William Coy, 45, was charged with the same offenses but was found not guilty by the jury.
Before coming to Franklin County, the Coys faced similar charges in LaRue County. According to the Hardin County News-Enterprise, they were forced to leave the county in August 2007 after authorities seized more than 40 dogs and puppies from their home. Eleven of those dogs later died.
The Coys accepted a plea agreement with prosecutors there and promised to leave the county, according to the News-Enterprise.
The Coys were also reportedly convicted of harboring a vicious animal in 2003 and five counts of allowing dogs to run loose in 2006 in LaRue County.
The State Journal was unable to reach the Coys for comment Thursday. A phone number listed for them has been disconnected.

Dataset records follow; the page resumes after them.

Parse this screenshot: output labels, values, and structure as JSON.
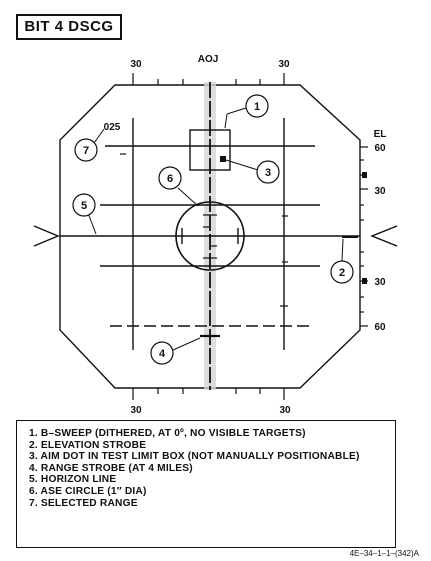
{
  "title": "BIT 4 DSCG",
  "scope": {
    "aoj_label": "AOJ",
    "top_left_label": "30",
    "top_right_label": "30",
    "bottom_left_label": "30",
    "bottom_right_label": "30",
    "el_label": "EL",
    "el_scale": [
      "60",
      "30",
      "30",
      "60"
    ],
    "selected_range_value": "025"
  },
  "callouts": [
    "1",
    "2",
    "3",
    "4",
    "5",
    "6",
    "7"
  ],
  "legend": [
    "1. B–SWEEP (DITHERED, AT 0º, NO VISIBLE TARGETS)",
    "2. ELEVATION STROBE",
    "3. AIM DOT IN TEST LIMIT BOX (NOT MANUALLY POSITIONABLE)",
    "4. RANGE STROBE (AT 4 MILES)",
    "5. HORIZON LINE",
    "6. ASE CIRCLE (1″ DIA)",
    "7. SELECTED RANGE"
  ],
  "figure_id": "4E–34–1–1–(342)A"
}
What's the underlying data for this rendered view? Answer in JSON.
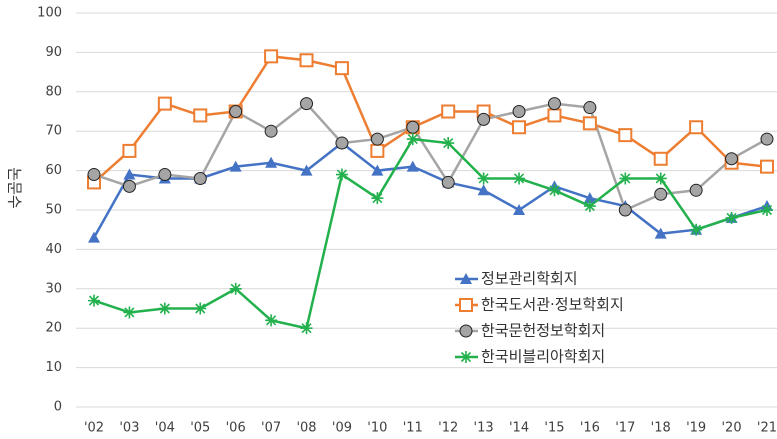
{
  "chart_data": {
    "type": "line",
    "y_label": "논문수",
    "categories": [
      "'02",
      "'03",
      "'04",
      "'05",
      "'06",
      "'07",
      "'08",
      "'09",
      "'10",
      "'11",
      "'12",
      "'13",
      "'14",
      "'15",
      "'16",
      "'17",
      "'18",
      "'19",
      "'20",
      "'21"
    ],
    "series": [
      {
        "name": "정보관리학회지",
        "color": "#4472c4",
        "marker": "triangle",
        "values": [
          43,
          59,
          58,
          58,
          61,
          62,
          60,
          67,
          60,
          61,
          57,
          55,
          50,
          56,
          53,
          51,
          44,
          45,
          48,
          51
        ]
      },
      {
        "name": "한국도서관·정보학회지",
        "color": "#ed7d31",
        "marker": "square",
        "values": [
          57,
          65,
          77,
          74,
          75,
          89,
          88,
          86,
          65,
          71,
          75,
          75,
          71,
          74,
          72,
          69,
          63,
          71,
          62,
          61
        ]
      },
      {
        "name": "한국문헌정보학회지",
        "color": "#a5a5a5",
        "marker": "circle",
        "values": [
          59,
          56,
          59,
          58,
          75,
          70,
          77,
          67,
          68,
          71,
          57,
          73,
          75,
          77,
          76,
          50,
          54,
          55,
          63,
          68
        ]
      },
      {
        "name": "한국비블리아학회지",
        "color": "#22b14c",
        "marker": "asterisk",
        "values": [
          27,
          24,
          25,
          25,
          30,
          22,
          20,
          59,
          53,
          68,
          67,
          58,
          58,
          55,
          51,
          58,
          58,
          45,
          48,
          50
        ]
      }
    ],
    "ylim": [
      0,
      100
    ],
    "yticks": [
      0,
      10,
      20,
      30,
      40,
      50,
      60,
      70,
      80,
      90,
      100
    ],
    "grid": true
  }
}
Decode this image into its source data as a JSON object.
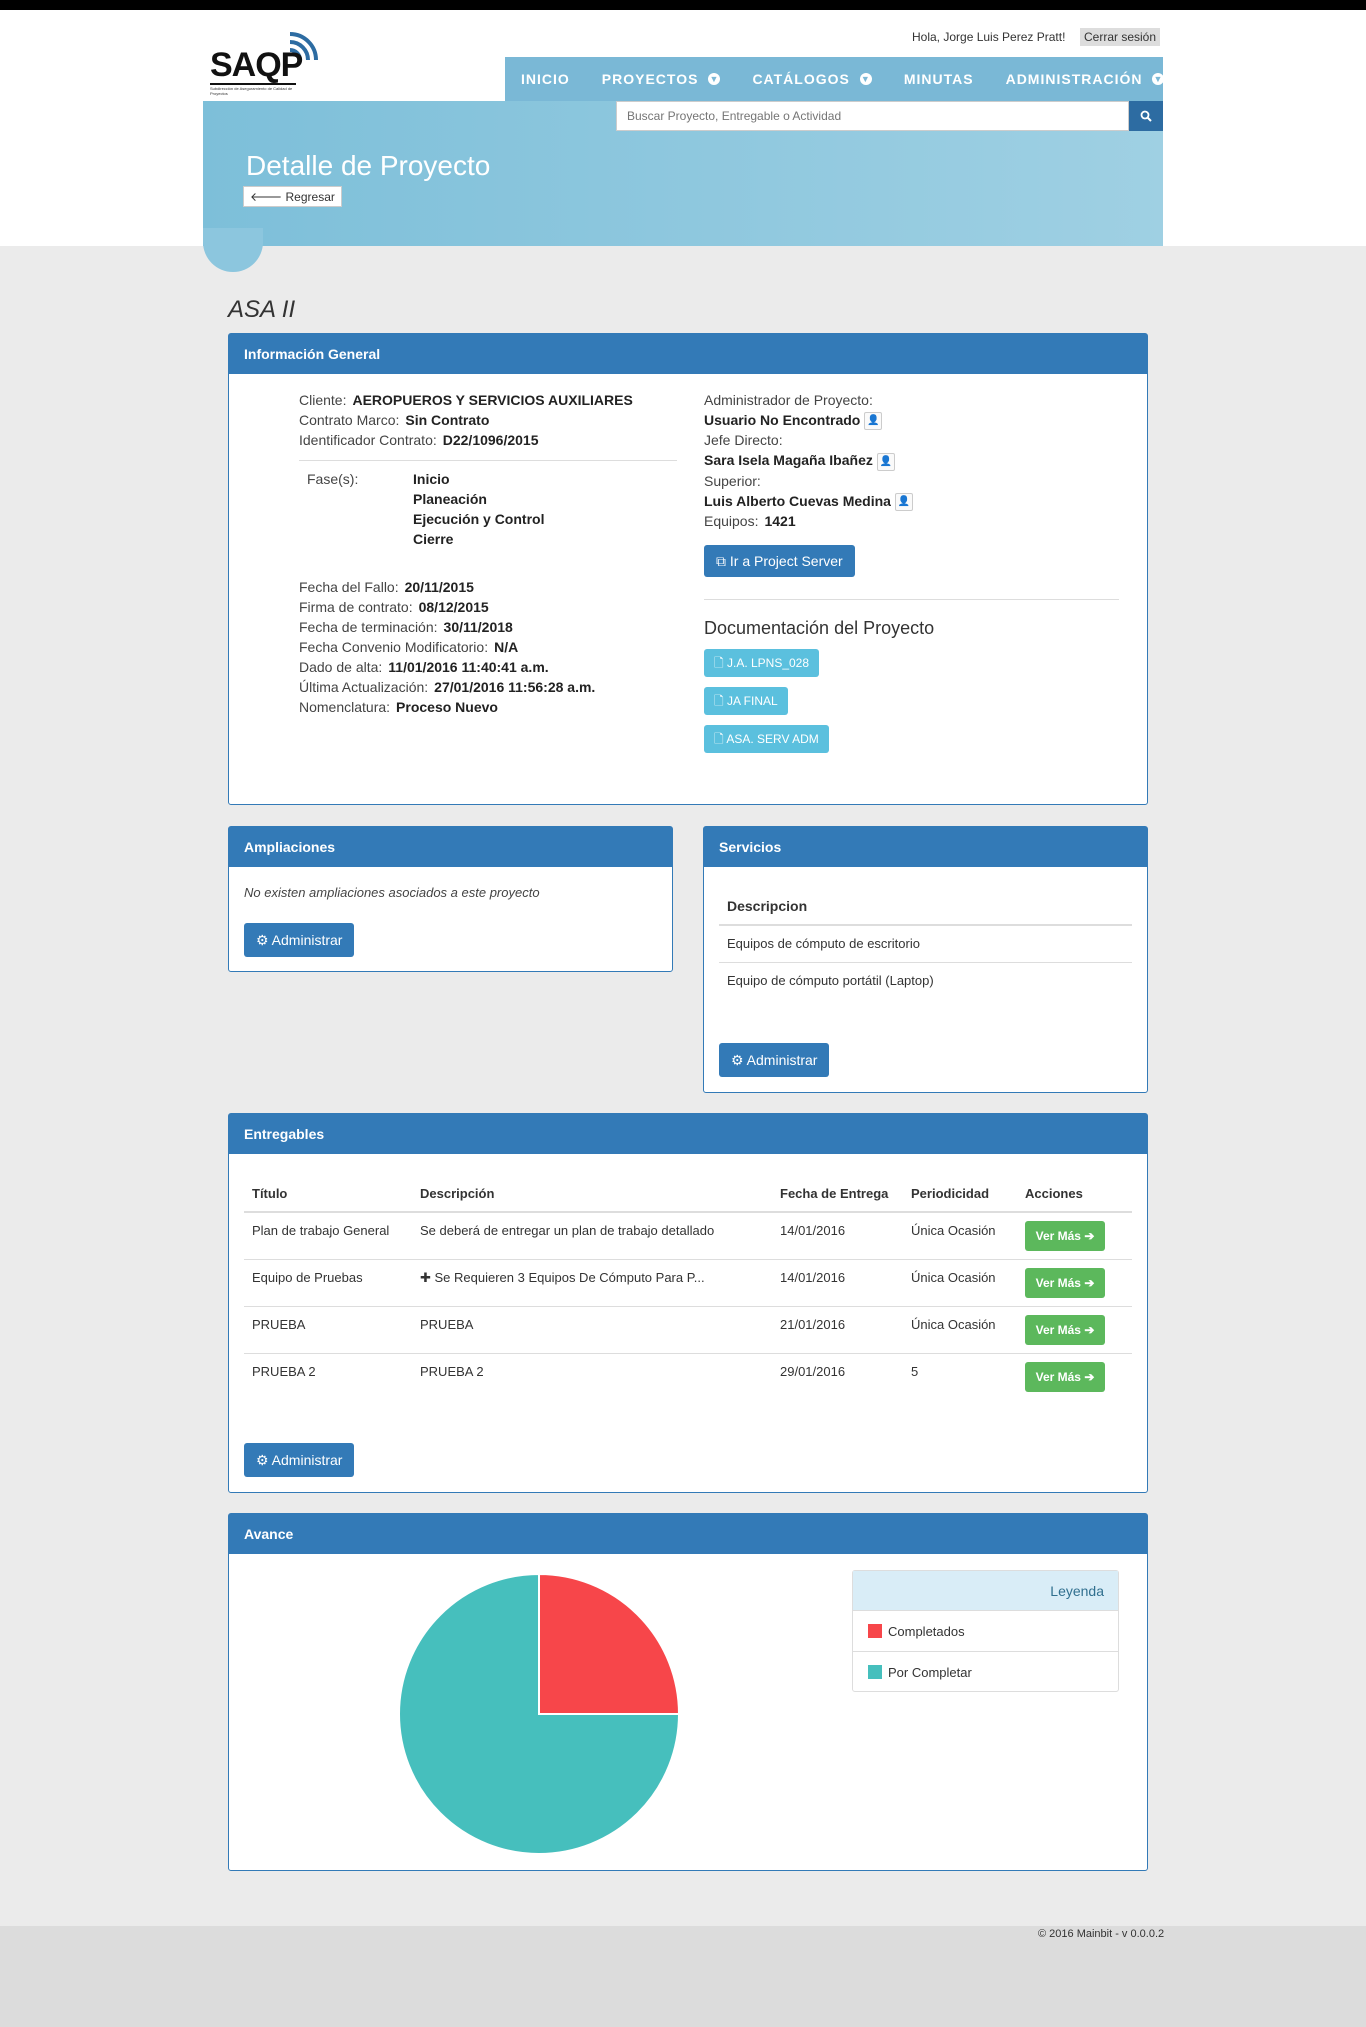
{
  "header": {
    "logo": "SAQP",
    "logo_sub": "Subdirección de Aseguramiento de Calidad de Proyectos",
    "greeting": "Hola, Jorge Luis Perez Pratt!",
    "logout": "Cerrar sesión",
    "nav": [
      {
        "label": "INICIO",
        "dropdown": false
      },
      {
        "label": "PROYECTOS",
        "dropdown": true
      },
      {
        "label": "CATÁLOGOS",
        "dropdown": true
      },
      {
        "label": "MINUTAS",
        "dropdown": false
      },
      {
        "label": "ADMINISTRACIÓN",
        "dropdown": true
      }
    ],
    "search_placeholder": "Buscar Proyecto, Entregable o Actividad",
    "page_title": "Detalle de Proyecto",
    "back_label": "Regresar"
  },
  "project_name": "ASA II",
  "info": {
    "title": "Información General",
    "cliente_label": "Cliente:",
    "cliente": "AEROPUEROS Y SERVICIOS AUXILIARES",
    "contrato_label": "Contrato Marco:",
    "contrato": "Sin Contrato",
    "ident_label": "Identificador Contrato:",
    "ident": "D22/1096/2015",
    "fases_label": "Fase(s):",
    "fases": [
      "Inicio",
      "Planeación",
      "Ejecución y Control",
      "Cierre"
    ],
    "fechas": [
      {
        "label": "Fecha del Fallo:",
        "value": "20/11/2015"
      },
      {
        "label": "Firma de contrato:",
        "value": "08/12/2015"
      },
      {
        "label": "Fecha de terminación:",
        "value": "30/11/2018"
      },
      {
        "label": "Fecha Convenio Modificatorio:",
        "value": "N/A"
      },
      {
        "label": "Dado de alta:",
        "value": "11/01/2016 11:40:41 a.m."
      },
      {
        "label": "Última Actualización:",
        "value": "27/01/2016 11:56:28 a.m."
      },
      {
        "label": "Nomenclatura:",
        "value": "Proceso Nuevo"
      }
    ],
    "admin_label": "Administrador de Proyecto:",
    "admin": "Usuario No Encontrado",
    "jefe_label": "Jefe Directo:",
    "jefe": "Sara Isela Magaña Ibañez",
    "superior_label": "Superior:",
    "superior": "Luis Alberto Cuevas Medina",
    "equipos_label": "Equipos:",
    "equipos": "1421",
    "project_server": "Ir a Project Server",
    "docs_title": "Documentación del Proyecto",
    "docs": [
      "J.A. LPNS_028",
      "JA FINAL",
      "ASA. SERV ADM"
    ]
  },
  "ampliaciones": {
    "title": "Ampliaciones",
    "empty": "No existen ampliaciones asociados a este proyecto",
    "admin": "Administrar"
  },
  "servicios": {
    "title": "Servicios",
    "header": "Descripcion",
    "rows": [
      "Equipos de cómputo de escritorio",
      "Equipo de cómputo portátil (Laptop)"
    ],
    "admin": "Administrar"
  },
  "entregables": {
    "title": "Entregables",
    "columns": [
      "Título",
      "Descripción",
      "Fecha de Entrega",
      "Periodicidad",
      "Acciones"
    ],
    "rows": [
      {
        "titulo": "Plan de trabajo General",
        "desc": "Se deberá de entregar un plan de trabajo detallado",
        "fecha": "14/01/2016",
        "period": "Única Ocasión",
        "action": "Ver Más"
      },
      {
        "titulo": "Equipo de Pruebas",
        "desc": "Se Requieren 3 Equipos De Cómputo Para P...",
        "fecha": "14/01/2016",
        "period": "Única Ocasión",
        "action": "Ver Más"
      },
      {
        "titulo": "PRUEBA",
        "desc": "PRUEBA",
        "fecha": "21/01/2016",
        "period": "Única Ocasión",
        "action": "Ver Más"
      },
      {
        "titulo": "PRUEBA 2",
        "desc": "PRUEBA 2",
        "fecha": "29/01/2016",
        "period": "5",
        "action": "Ver Más"
      }
    ],
    "admin": "Administrar"
  },
  "avance": {
    "title": "Avance",
    "legend_title": "Leyenda",
    "legend": [
      {
        "label": "Completados",
        "color": "#f7464a"
      },
      {
        "label": "Por Completar",
        "color": "#46bfbd"
      }
    ]
  },
  "chart_data": {
    "type": "pie",
    "labels": [
      "Completados",
      "Por Completar"
    ],
    "values": [
      1,
      3
    ],
    "colors": [
      "#f7464a",
      "#46bfbd"
    ]
  },
  "footer": "© 2016 Mainbit - v 0.0.0.2"
}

For now, Melton says there’s not much he can do for these animals, since Kentucky law makes it hard to prove animal cruelty.
The Animal Defense Legal Fund consistently ranks Kentucky as having the nation’s worst animal protection laws.
In its 2011 report, the ADLF said Kentucky scored last for a number of reasons, including a lack of a forfeiture law for those charged with animal cruelty; the fact that veterinarians in Kentucky are prohibited from reporting suspected animal abuse cases and not having felony provisions for extreme neglect or abandonment of animals.
“Is it right? It may not be,” Melton said of the Coys’ treatment of their animals. “But it’s not criminal, and that’s where Kentucky has got to work to strengthen their animal laws.
“… There’s not a whole lot we can do except monitor the situation, and we are going to continue to do that. But in order to provide us the tools to do our jobs, we need some better laws to protect our animals.”
“I think what needs to happen now is all those people that rallied together to try and help these animals need to rally together to try to change the laws,” she said.
“Because if the laws were different, we could have done something today.”